Scott G. Winterton, Deseret News
Utah Governor Gary Herbert signs a package of Immigration bills Tuesday, March 15, 2011 in the Gold room of the State Capitol.
They sued more to make a political statement than a matter of practicality. —Rep. Stephen Sandstrom, R-Orem

SALT LAKE CITY — Less than a year after Utah's immigration enforcement bill was signed into law in a formal ceremony in the state Capitol, a federal judge will decide whether to block HB497 from becoming law.

On Friday morning, U.S. District Judge Clark Waddoups is scheduled to hear arguments on a motion to keep HB497 from taking effect.

Attorneys representing the Department of Justice and a coalition of civil rights organizations have argued in court documents that the law is unconstitutional because it usurps the federal government's authority to set immigration policy.

Meanwhile, attorneys for the state of Utah have maintained the law is markedly different from other states' immigration laws that have been challenged by the federal government and HB497 should be allowed to go into effect.

Waddoups has also received requests from parties that have filed "friend of the court" briefs that want to address the court.

"We're eager to have this day arrive," said Karen McCreary, executive director of the ACLU of Utah.

"We've really been looking to have this opportunity to put forth the arguments we've been saying and writing about this kind of legislation."

Rep. Stephen Sandstrom, R-Orem, sponsor of HB497, said he plans to attend Friday's hearing.

"I think our law is completely different from other states" that have been challenged by the Department of Justice. "I actually do feel that we'll prevail in court."

Sandstrom said the Obama administration's decision to challenge Utah's law is "unfortunate."

When he and other Utah leaders met with DOJ officials in the fall, Justice Department lawyers said Utah's law was "the most reasonable, most measured approach they had seen of any of the enforcement bills to come out of the states." A few weeks later, the DOJ intervened in the lawsuit, originally filed as Utah Coalition of La Raza v. Herbert.

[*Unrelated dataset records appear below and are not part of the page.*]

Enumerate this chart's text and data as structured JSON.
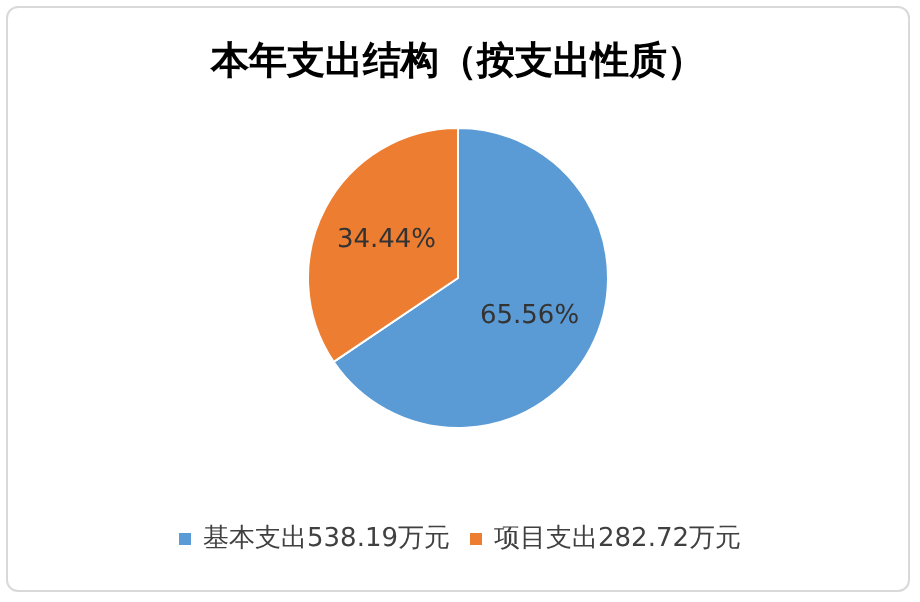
{
  "chart_data": {
    "type": "pie",
    "title": "本年支出结构（按支出性质）",
    "categories": [
      "基本支出538.19万元",
      "项目支出282.72万元"
    ],
    "values": [
      65.56,
      34.44
    ],
    "colors": [
      "#5b9bd5",
      "#ed7d31"
    ],
    "value_labels": [
      "65.56%",
      "34.44%"
    ],
    "legend": "bottom"
  }
}
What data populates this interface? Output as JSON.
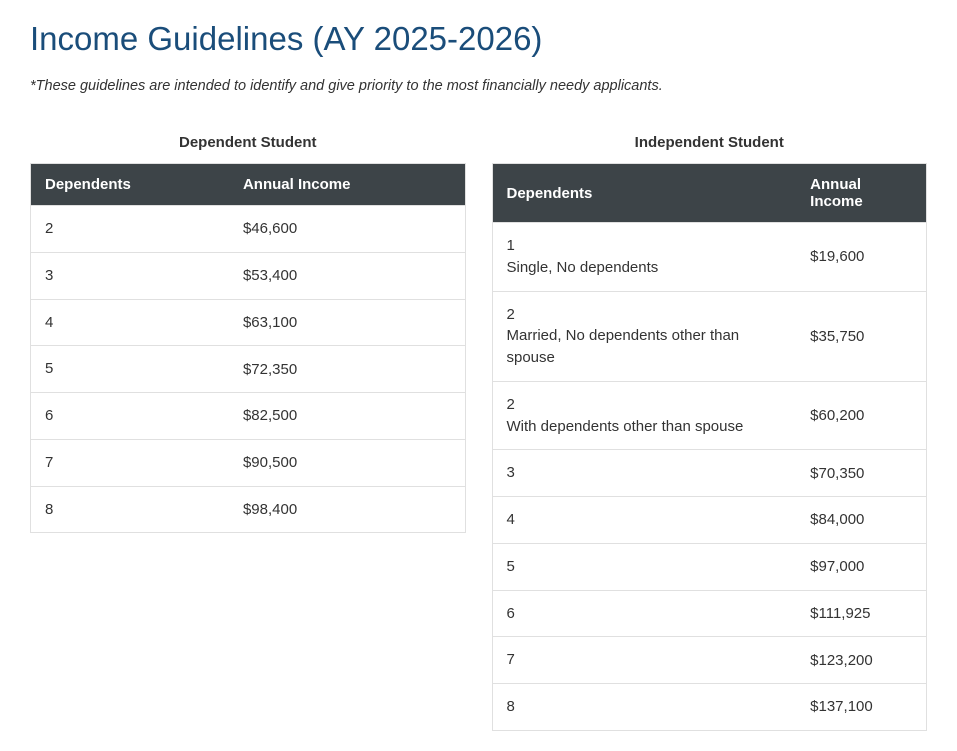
{
  "title": "Income Guidelines (AY 2025-2026)",
  "subtitle": "*These guidelines are intended to identify and give priority to the most financially needy applicants.",
  "header_color": "#3d4448",
  "title_color": "#1a4d7a",
  "border_color": "#e0e0e0",
  "tables": {
    "dependent": {
      "caption": "Dependent Student",
      "columns": [
        "Dependents",
        "Annual Income"
      ],
      "rows": [
        {
          "dep": "2",
          "income": "$46,600"
        },
        {
          "dep": "3",
          "income": "$53,400"
        },
        {
          "dep": "4",
          "income": "$63,100"
        },
        {
          "dep": "5",
          "income": "$72,350"
        },
        {
          "dep": "6",
          "income": "$82,500"
        },
        {
          "dep": "7",
          "income": "$90,500"
        },
        {
          "dep": "8",
          "income": "$98,400"
        }
      ]
    },
    "independent": {
      "caption": "Independent Student",
      "columns": [
        "Dependents",
        "Annual Income"
      ],
      "rows": [
        {
          "dep": "1",
          "desc": "Single, No dependents",
          "income": "$19,600"
        },
        {
          "dep": "2",
          "desc": "Married, No dependents other than spouse",
          "income": "$35,750"
        },
        {
          "dep": "2",
          "desc": "With dependents other than spouse",
          "income": "$60,200"
        },
        {
          "dep": "3",
          "income": "$70,350"
        },
        {
          "dep": "4",
          "income": "$84,000"
        },
        {
          "dep": "5",
          "income": "$97,000"
        },
        {
          "dep": "6",
          "income": "$111,925"
        },
        {
          "dep": "7",
          "income": "$123,200"
        },
        {
          "dep": "8",
          "income": "$137,100"
        }
      ]
    }
  }
}
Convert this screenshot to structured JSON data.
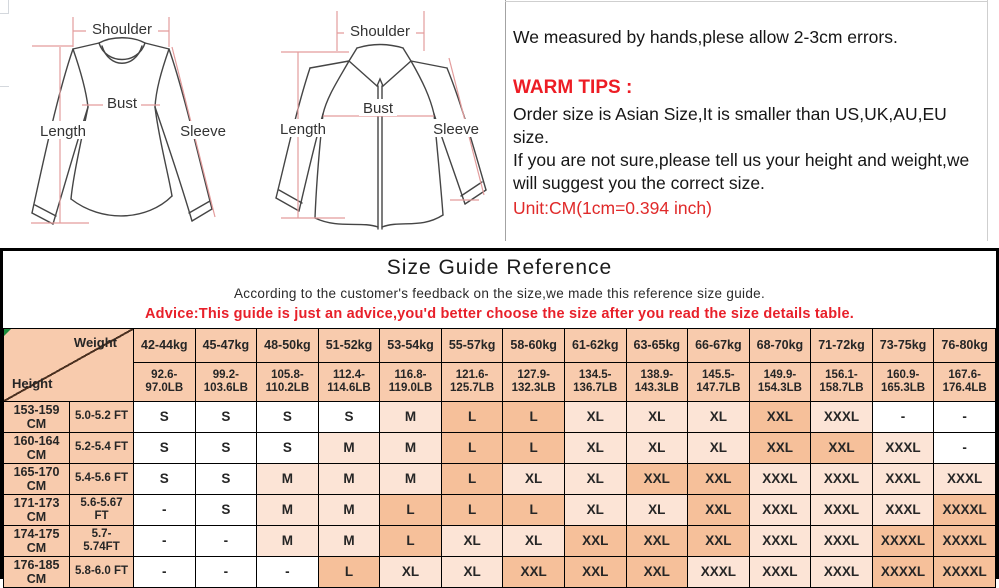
{
  "diagrams": {
    "labels": {
      "shoulder": "Shoulder",
      "bust": "Bust",
      "length": "Length",
      "sleeve": "Sleeve"
    }
  },
  "notes": {
    "measured": "We measured by hands,plese allow 2-3cm errors.",
    "warm_tips_title": "WARM TIPS :",
    "order_size": "Order size is Asian Size,It is smaller than US,UK,AU,EU size.",
    "not_sure": "If you are not sure,please tell us your height and weight,we\nwill suggest you the correct size.",
    "unit_note": "Unit:CM(1cm=0.394 inch)"
  },
  "size_guide": {
    "title": "Size Guide Reference",
    "subtitle": "According to the customer's feedback on the size,we made this reference size guide.",
    "advice": "Advice:This guide is just an advice,you'd better choose the size after you read the size details table.",
    "corner": {
      "top_right": "Weight",
      "bottom_left": "Height"
    },
    "weights_kg": [
      "42-44kg",
      "45-47kg",
      "48-50kg",
      "51-52kg",
      "53-54kg",
      "55-57kg",
      "58-60kg",
      "61-62kg",
      "63-65kg",
      "66-67kg",
      "68-70kg",
      "71-72kg",
      "73-75kg",
      "76-80kg"
    ],
    "weights_lb": [
      "92.6-\n97.0LB",
      "99.2-\n103.6LB",
      "105.8-\n110.2LB",
      "112.4-\n114.6LB",
      "116.8-\n119.0LB",
      "121.6-\n125.7LB",
      "127.9-\n132.3LB",
      "134.5-\n136.7LB",
      "138.9-\n143.3LB",
      "145.5-\n147.7LB",
      "149.9-\n154.3LB",
      "156.1-\n158.7LB",
      "160.9-\n165.3LB",
      "167.6-\n176.4LB"
    ],
    "rows": [
      {
        "height_cm": "153-159\nCM",
        "height_ft": "5.0-5.2 FT",
        "sizes": [
          "S",
          "S",
          "S",
          "S",
          "M",
          "L",
          "L",
          "XL",
          "XL",
          "XL",
          "XXL",
          "XXXL",
          "-",
          "-"
        ]
      },
      {
        "height_cm": "160-164\nCM",
        "height_ft": "5.2-5.4 FT",
        "sizes": [
          "S",
          "S",
          "S",
          "M",
          "M",
          "L",
          "L",
          "XL",
          "XL",
          "XL",
          "XXL",
          "XXL",
          "XXXL",
          "-"
        ]
      },
      {
        "height_cm": "165-170\nCM",
        "height_ft": "5.4-5.6 FT",
        "sizes": [
          "S",
          "S",
          "M",
          "M",
          "M",
          "L",
          "XL",
          "XL",
          "XXL",
          "XXL",
          "XXXL",
          "XXXL",
          "XXXL",
          "XXXL"
        ]
      },
      {
        "height_cm": "171-173\nCM",
        "height_ft": "5.6-5.67\nFT",
        "sizes": [
          "-",
          "S",
          "M",
          "M",
          "L",
          "L",
          "L",
          "XL",
          "XL",
          "XXL",
          "XXXL",
          "XXXL",
          "XXXL",
          "XXXXL"
        ]
      },
      {
        "height_cm": "174-175\nCM",
        "height_ft": "5.7-\n5.74FT",
        "sizes": [
          "-",
          "-",
          "M",
          "M",
          "L",
          "XL",
          "XL",
          "XXL",
          "XXL",
          "XXL",
          "XXXL",
          "XXXL",
          "XXXXL",
          "XXXXL"
        ]
      },
      {
        "height_cm": "176-185\nCM",
        "height_ft": "5.8-6.0 FT",
        "sizes": [
          "-",
          "-",
          "-",
          "L",
          "XL",
          "XL",
          "XXL",
          "XXL",
          "XXL",
          "XXXL",
          "XXXL",
          "XXXL",
          "XXXXL",
          "XXXXL"
        ]
      }
    ]
  },
  "colors": {
    "header_bg": "#f8cbad",
    "accent_red": "#e8202a",
    "measure_line_pink": "#e39c9c",
    "garment_stroke": "#454545",
    "size_colors": {
      "S": "#ffffff",
      "M": "#fce4d6",
      "L": "#f6c09a",
      "XL": "#fce4d6",
      "XXL": "#f6c09a",
      "XXXL": "#fce4d6",
      "XXXXL": "#f6c09a",
      "-": "#ffffff"
    }
  }
}
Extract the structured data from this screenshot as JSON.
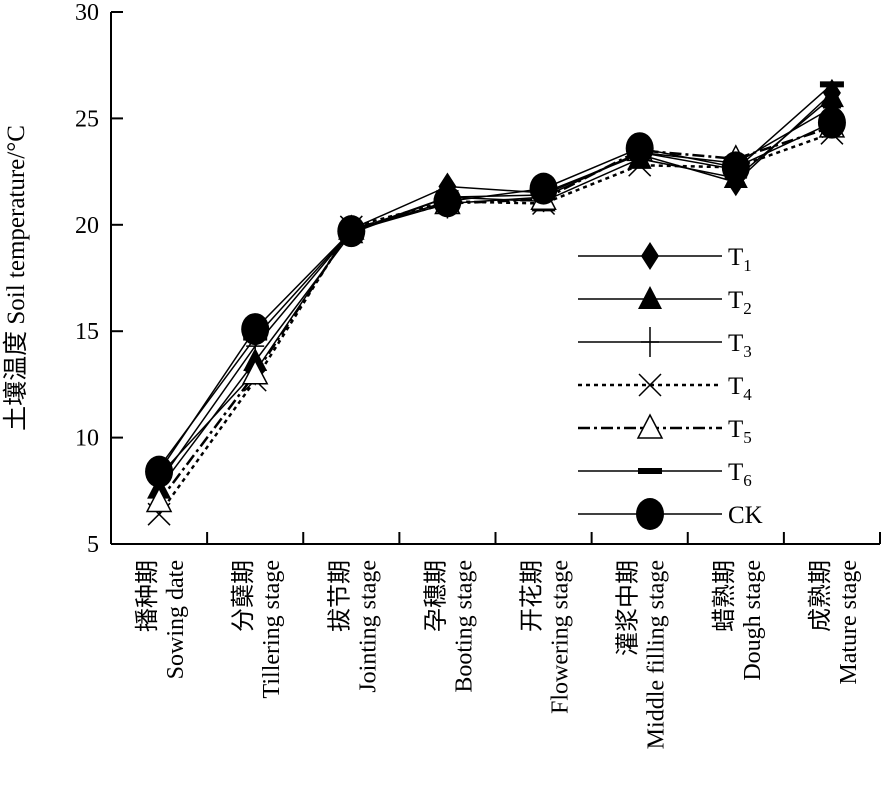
{
  "chart_data": {
    "type": "line",
    "title": "",
    "ylabel": "土壤温度 Soil temperature/°C",
    "xlabel": "",
    "ylim": [
      5,
      30
    ],
    "yticks": [
      5,
      10,
      15,
      20,
      25,
      30
    ],
    "grid": false,
    "legend_position": "right-middle",
    "categories": [
      {
        "zh": "播种期",
        "en": "Sowing date"
      },
      {
        "zh": "分蘖期",
        "en": "Tillering stage"
      },
      {
        "zh": "拔节期",
        "en": "Jointing stage"
      },
      {
        "zh": "孕穗期",
        "en": "Booting stage"
      },
      {
        "zh": "开花期",
        "en": "Flowering stage"
      },
      {
        "zh": "灌浆中期",
        "en": "Middle filling stage"
      },
      {
        "zh": "蜡熟期",
        "en": "Dough stage"
      },
      {
        "zh": "成熟期",
        "en": "Mature stage"
      }
    ],
    "series": [
      {
        "name": "T",
        "sub": "1",
        "marker": "diamond",
        "dash": "solid",
        "values": [
          8.2,
          13.1,
          19.8,
          21.8,
          21.5,
          23.3,
          22.0,
          26.2
        ]
      },
      {
        "name": "T",
        "sub": "2",
        "marker": "triangle",
        "dash": "solid",
        "values": [
          7.6,
          13.6,
          19.6,
          21.3,
          21.1,
          23.1,
          22.2,
          26.0
        ]
      },
      {
        "name": "T",
        "sub": "3",
        "marker": "plus",
        "dash": "solid",
        "values": [
          7.9,
          14.3,
          19.7,
          21.0,
          21.3,
          23.4,
          22.9,
          25.5
        ]
      },
      {
        "name": "T",
        "sub": "4",
        "marker": "cross",
        "dash": "dot",
        "values": [
          6.4,
          12.7,
          19.9,
          21.1,
          21.0,
          22.8,
          22.7,
          24.3
        ]
      },
      {
        "name": "T",
        "sub": "5",
        "marker": "triangle-open",
        "dash": "dashdot",
        "values": [
          7.0,
          13.0,
          19.8,
          21.0,
          21.2,
          23.5,
          23.1,
          24.6
        ]
      },
      {
        "name": "T",
        "sub": "6",
        "marker": "bar",
        "dash": "solid",
        "values": [
          8.6,
          14.7,
          19.7,
          21.3,
          21.4,
          23.4,
          22.6,
          26.6
        ]
      },
      {
        "name": "CK",
        "sub": "",
        "marker": "circle",
        "dash": "solid",
        "values": [
          8.4,
          15.1,
          19.7,
          21.1,
          21.7,
          23.6,
          22.7,
          24.8
        ]
      }
    ]
  }
}
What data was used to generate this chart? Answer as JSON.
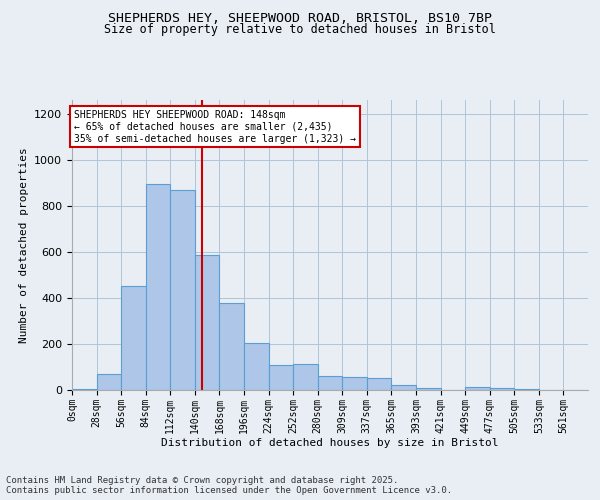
{
  "title1": "SHEPHERDS HEY, SHEEPWOOD ROAD, BRISTOL, BS10 7BP",
  "title2": "Size of property relative to detached houses in Bristol",
  "xlabel": "Distribution of detached houses by size in Bristol",
  "ylabel": "Number of detached properties",
  "bin_labels": [
    "0sqm",
    "28sqm",
    "56sqm",
    "84sqm",
    "112sqm",
    "140sqm",
    "168sqm",
    "196sqm",
    "224sqm",
    "252sqm",
    "280sqm",
    "309sqm",
    "337sqm",
    "365sqm",
    "393sqm",
    "421sqm",
    "449sqm",
    "477sqm",
    "505sqm",
    "533sqm",
    "561sqm"
  ],
  "bar_heights": [
    5,
    70,
    450,
    895,
    870,
    585,
    380,
    205,
    110,
    112,
    60,
    55,
    50,
    22,
    10,
    0,
    12,
    10,
    5,
    2,
    2
  ],
  "bar_color": "#aec6e8",
  "bar_edge_color": "#5a9fd4",
  "grid_color": "#b0c4d8",
  "vline_x": 148,
  "bin_width": 28,
  "annotation_text": "SHEPHERDS HEY SHEEPWOOD ROAD: 148sqm\n← 65% of detached houses are smaller (2,435)\n35% of semi-detached houses are larger (1,323) →",
  "annotation_box_color": "#ffffff",
  "annotation_border_color": "#cc0000",
  "vline_color": "#cc0000",
  "ylim": [
    0,
    1260
  ],
  "yticks": [
    0,
    200,
    400,
    600,
    800,
    1000,
    1200
  ],
  "footnote": "Contains HM Land Registry data © Crown copyright and database right 2025.\nContains public sector information licensed under the Open Government Licence v3.0.",
  "bg_color": "#e8eef4"
}
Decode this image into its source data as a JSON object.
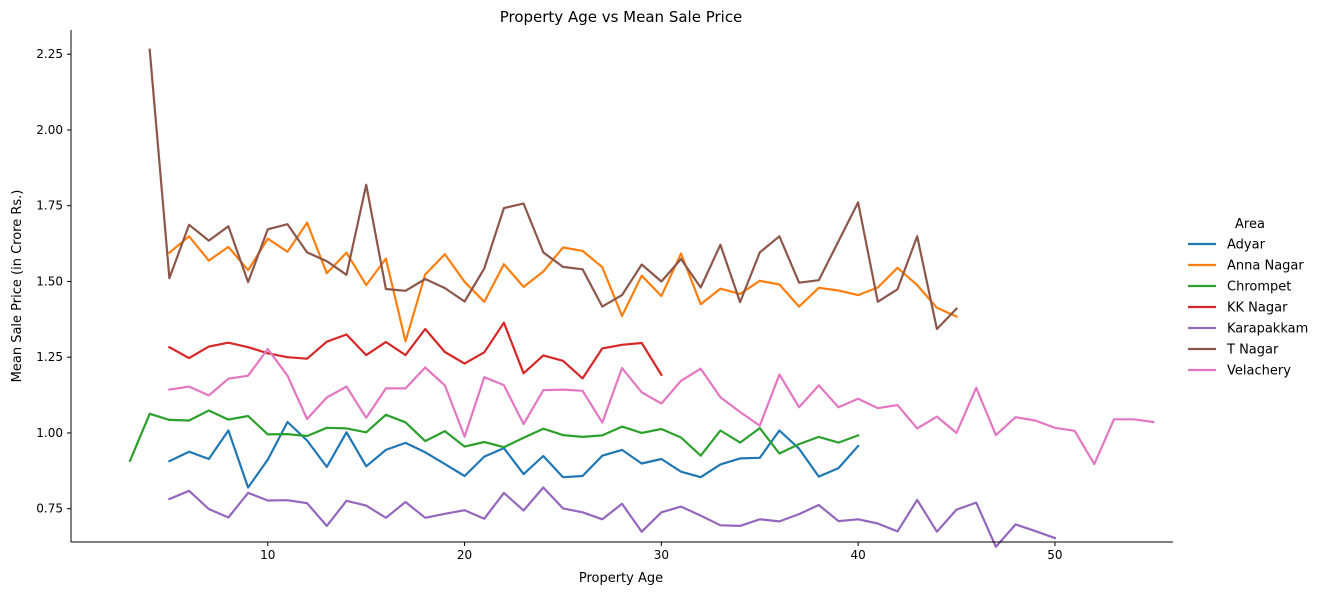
{
  "chart_data": {
    "type": "line",
    "title": "Property Age vs Mean Sale Price",
    "xlabel": "Property Age",
    "ylabel": "Mean Sale Price (in Crore Rs.)",
    "xlim": [
      0,
      56
    ],
    "ylim": [
      0.64,
      2.33
    ],
    "xticks": [
      10,
      20,
      30,
      40,
      50
    ],
    "yticks": [
      0.75,
      1.0,
      1.25,
      1.5,
      1.75,
      2.0,
      2.25
    ],
    "ytick_labels": [
      "0.75",
      "1.00",
      "1.25",
      "1.50",
      "1.75",
      "2.00",
      "2.25"
    ],
    "grid": false,
    "legend": {
      "title": "Area",
      "placement": "right"
    },
    "series": [
      {
        "name": "Adyar",
        "color": "#1f77b4",
        "x": [
          5,
          6,
          7,
          8,
          9,
          10,
          11,
          12,
          13,
          14,
          15,
          16,
          17,
          18,
          19,
          20,
          21,
          22,
          23,
          24,
          25,
          26,
          27,
          28,
          29,
          30,
          31,
          32,
          33,
          34,
          35,
          36,
          37,
          38,
          39,
          40
        ],
        "y": [
          0.907,
          0.938,
          0.914,
          1.008,
          0.82,
          0.912,
          1.036,
          0.975,
          0.888,
          1.002,
          0.89,
          0.944,
          0.967,
          0.936,
          0.897,
          0.858,
          0.922,
          0.95,
          0.864,
          0.924,
          0.854,
          0.858,
          0.925,
          0.944,
          0.899,
          0.914,
          0.872,
          0.854,
          0.896,
          0.916,
          0.918,
          1.008,
          0.948,
          0.856,
          0.884,
          0.957
        ]
      },
      {
        "name": "Anna Nagar",
        "color": "#ff7f0e",
        "x": [
          5,
          6,
          7,
          8,
          9,
          10,
          11,
          12,
          13,
          14,
          15,
          16,
          17,
          18,
          19,
          20,
          21,
          22,
          23,
          24,
          25,
          26,
          27,
          28,
          29,
          30,
          31,
          32,
          33,
          34,
          35,
          36,
          37,
          38,
          39,
          40,
          41,
          42,
          43,
          44,
          45
        ],
        "y": [
          1.595,
          1.649,
          1.569,
          1.614,
          1.537,
          1.641,
          1.598,
          1.694,
          1.527,
          1.595,
          1.488,
          1.575,
          1.302,
          1.523,
          1.59,
          1.499,
          1.433,
          1.557,
          1.482,
          1.533,
          1.612,
          1.601,
          1.547,
          1.386,
          1.519,
          1.452,
          1.592,
          1.425,
          1.476,
          1.459,
          1.502,
          1.49,
          1.417,
          1.479,
          1.47,
          1.455,
          1.48,
          1.545,
          1.488,
          1.413,
          1.384
        ]
      },
      {
        "name": "Chrompet",
        "color": "#2ca02c",
        "x": [
          3,
          4,
          5,
          6,
          7,
          8,
          9,
          10,
          11,
          12,
          13,
          14,
          15,
          16,
          17,
          18,
          19,
          20,
          21,
          22,
          23,
          24,
          25,
          26,
          27,
          28,
          29,
          30,
          31,
          32,
          33,
          34,
          35,
          36,
          37,
          38,
          39,
          40
        ],
        "y": [
          0.908,
          1.063,
          1.043,
          1.041,
          1.074,
          1.044,
          1.056,
          0.995,
          0.996,
          0.99,
          1.017,
          1.015,
          1.002,
          1.06,
          1.035,
          0.973,
          1.006,
          0.955,
          0.97,
          0.953,
          0.984,
          1.014,
          0.993,
          0.987,
          0.992,
          1.021,
          1.0,
          1.013,
          0.985,
          0.925,
          1.008,
          0.968,
          1.016,
          0.932,
          0.963,
          0.987,
          0.968,
          0.992
        ]
      },
      {
        "name": "KK Nagar",
        "color": "#d62728",
        "x": [
          5,
          6,
          7,
          8,
          9,
          10,
          11,
          12,
          13,
          14,
          15,
          16,
          17,
          18,
          19,
          20,
          21,
          22,
          23,
          24,
          25,
          26,
          27,
          28,
          29,
          30
        ],
        "y": [
          1.283,
          1.247,
          1.285,
          1.298,
          1.283,
          1.263,
          1.25,
          1.245,
          1.301,
          1.325,
          1.257,
          1.3,
          1.257,
          1.343,
          1.267,
          1.229,
          1.266,
          1.364,
          1.197,
          1.256,
          1.238,
          1.18,
          1.279,
          1.291,
          1.297,
          1.192
        ]
      },
      {
        "name": "Karapakkam",
        "color": "#9467bd",
        "x": [
          5,
          6,
          7,
          8,
          9,
          10,
          11,
          12,
          13,
          14,
          15,
          16,
          17,
          18,
          19,
          20,
          21,
          22,
          23,
          24,
          25,
          26,
          27,
          28,
          29,
          30,
          31,
          32,
          33,
          34,
          35,
          36,
          37,
          38,
          39,
          40,
          41,
          42,
          43,
          44,
          45,
          46,
          47,
          48,
          49,
          50
        ],
        "y": [
          0.782,
          0.809,
          0.749,
          0.721,
          0.802,
          0.777,
          0.778,
          0.768,
          0.693,
          0.776,
          0.76,
          0.72,
          0.772,
          0.72,
          0.733,
          0.745,
          0.717,
          0.802,
          0.744,
          0.82,
          0.751,
          0.738,
          0.715,
          0.766,
          0.674,
          0.738,
          0.757,
          0.727,
          0.695,
          0.693,
          0.715,
          0.708,
          0.732,
          0.762,
          0.709,
          0.715,
          0.701,
          0.675,
          0.779,
          0.674,
          0.747,
          0.77,
          0.624,
          0.698,
          0.676,
          0.653
        ]
      },
      {
        "name": "T Nagar",
        "color": "#8c564b",
        "x": [
          4,
          5,
          6,
          7,
          8,
          9,
          10,
          11,
          12,
          13,
          14,
          15,
          16,
          17,
          18,
          19,
          20,
          21,
          22,
          23,
          24,
          25,
          26,
          27,
          28,
          29,
          30,
          31,
          32,
          33,
          34,
          35,
          36,
          37,
          38,
          39,
          40,
          41,
          42,
          43,
          44,
          45
        ],
        "y": [
          2.265,
          1.511,
          1.687,
          1.635,
          1.682,
          1.498,
          1.672,
          1.689,
          1.596,
          1.567,
          1.522,
          1.819,
          1.475,
          1.469,
          1.508,
          1.478,
          1.434,
          1.543,
          1.742,
          1.757,
          1.596,
          1.548,
          1.54,
          1.417,
          1.455,
          1.556,
          1.5,
          1.574,
          1.48,
          1.621,
          1.432,
          1.596,
          1.649,
          1.496,
          1.504,
          1.633,
          1.761,
          1.433,
          1.474,
          1.649,
          1.343,
          1.41
        ]
      },
      {
        "name": "Velachery",
        "color": "#e377c2",
        "x": [
          5,
          6,
          7,
          8,
          9,
          10,
          11,
          12,
          13,
          14,
          15,
          16,
          17,
          18,
          19,
          20,
          21,
          22,
          23,
          24,
          25,
          26,
          27,
          28,
          29,
          30,
          31,
          32,
          33,
          34,
          35,
          36,
          37,
          38,
          39,
          40,
          41,
          42,
          43,
          44,
          45,
          46,
          47,
          48,
          49,
          50,
          51,
          52,
          53,
          54,
          55
        ],
        "y": [
          1.143,
          1.153,
          1.124,
          1.179,
          1.189,
          1.277,
          1.189,
          1.046,
          1.117,
          1.153,
          1.05,
          1.147,
          1.147,
          1.216,
          1.157,
          0.988,
          1.184,
          1.158,
          1.029,
          1.141,
          1.143,
          1.139,
          1.034,
          1.214,
          1.134,
          1.097,
          1.172,
          1.212,
          1.118,
          1.069,
          1.024,
          1.193,
          1.085,
          1.157,
          1.085,
          1.113,
          1.082,
          1.092,
          1.015,
          1.054,
          1.0,
          1.149,
          0.993,
          1.052,
          1.041,
          1.017,
          1.007,
          0.897,
          1.045,
          1.045,
          1.036
        ]
      }
    ]
  }
}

"They sued more to make a political statement than a matter of practicality," Sandstrom said.

Utah's law is unique from other states' immigration enforcement laws in the respect that it creates no mandates of the federal government.

Sandstrom said HB497 seeks joint efforts between the federal government and state of Utah to enforce existing federal immigration law, no different than the state working with federal agencies to enforce Drug Enforcement Administration laws or to police Internet pornography.

"It's a cooperative effort. That's why it's completely different than what any other state did," he said.

The class-action lawsuit filed by civil rights attorneys in May claims HB497 is unconstitutional and invites racial profiling.

The DOJ, which intervened in the lawsuit in November, has further argued that enforcing the law would inflict "irreparable injury on the United States' ability to manage foreign policy."

The Utah Attorney General's Office, in its response to the DOJ's motion for seeking preliminary injunction of the law, said concerns about a state's law on international policy "are purely speculative and legally irrelevant."

Moreover, Utah's law passes constitutional muster, state attorneys have maintained.

HB497 reflects the state's attempt to "undertake its supporting role in the fight against illegal immigration, within the parameters set by Congress in those statutes. Contrary to the United States' arguments, HB497 does not conflict with Congress' mandate but is entirely consistent with it," state attorneys wrote.

HB497 was passed during the 2011 Legislature session and signed into law in March. The law requires police to verify the immigration status of people arrested for felonies and class A misdemeanors as well as those booked into jail on class B and class C misdemeanors. It also says officers may attempt to verify the status of someone detained for class B and class C misdemeanors.